The difficulty arises with the diversity of biological experiments and the continuous development of improved equipment and software. The predefined workflows and unit-operations are meant as flexible templates: in practice a single label (e.g., “Liquid Media Cell Culture”) can cover very different experimental routines while laboratories oftentimes adapt, merge or split steps to suit their specific goals and equipment. 

To make modular workflows genuinely interoperable, biofoundries must exchange protocols in a common data language: existing standards such as SBOL and LabOp already encode DBTL tasks and instruments, and SBOL’s mature tool-chain can ride seamlessly on the new abstraction hierarchy; the next step is to populate that scaffold with foundry-specific protocol libraries, recognising that many unit-operations simply repackage familiar methods (e.g., Golden Gate Assembly as a string of liquid-handling and thermocycling steps). By treating these as shareable, ontology-backed building blocks rather than lab-specific recipes, the framework paves the way for calibrants, measurands and ultimately reproducible, comparable operations across the global biofoundry network.

" ... workflows and operations can differ greatly between biofoundries.

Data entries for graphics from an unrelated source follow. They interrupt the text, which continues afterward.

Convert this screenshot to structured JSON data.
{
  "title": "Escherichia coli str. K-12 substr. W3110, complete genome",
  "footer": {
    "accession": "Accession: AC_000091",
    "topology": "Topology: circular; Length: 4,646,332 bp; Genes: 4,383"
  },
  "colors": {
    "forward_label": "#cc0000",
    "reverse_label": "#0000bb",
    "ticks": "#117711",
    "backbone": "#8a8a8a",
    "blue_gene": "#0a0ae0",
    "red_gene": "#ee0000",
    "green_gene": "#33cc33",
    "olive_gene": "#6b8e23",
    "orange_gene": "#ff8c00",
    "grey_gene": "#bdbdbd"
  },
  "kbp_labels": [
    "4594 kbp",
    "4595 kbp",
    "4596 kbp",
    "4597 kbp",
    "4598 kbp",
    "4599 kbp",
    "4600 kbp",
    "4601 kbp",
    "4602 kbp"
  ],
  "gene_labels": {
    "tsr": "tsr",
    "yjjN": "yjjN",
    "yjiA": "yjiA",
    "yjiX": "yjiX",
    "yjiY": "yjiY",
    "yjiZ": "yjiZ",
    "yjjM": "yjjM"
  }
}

This highlights the need for open standards and methodologies to enable protocol exchange." - Professor Paul Freemont [2]

Biofoundries are becoming an evermore integral part of modern life science research. These state-of-the-art facilities collapse the traditional DBTL cycle into an automated, high-throughput pipeline that allows scientists to prototype thousands of genetic constructs in days rather than months. This speed translated directly into the rapid creation of mRNA COVID-19 vaccines and is now propelling antibiotic-discovery campaigns and patient-specific cell therapies. Automation removes much of the variability introduced by manual lab work, so results are more reproducible and can feed seamlessly into ML models that guide the next round of experiments, creating a virtuous feedback loop. Beyond accelerating research, biofoundries also lower costs and democratise access to biotechnology [3].

Overall, this development marks a decisive move toward a truly interoperable global biofoundry network - one that will streamline collaboration and accelerate synthetic biology research, equipping the field to tackle urgent scientific and societal challenges more swiftly.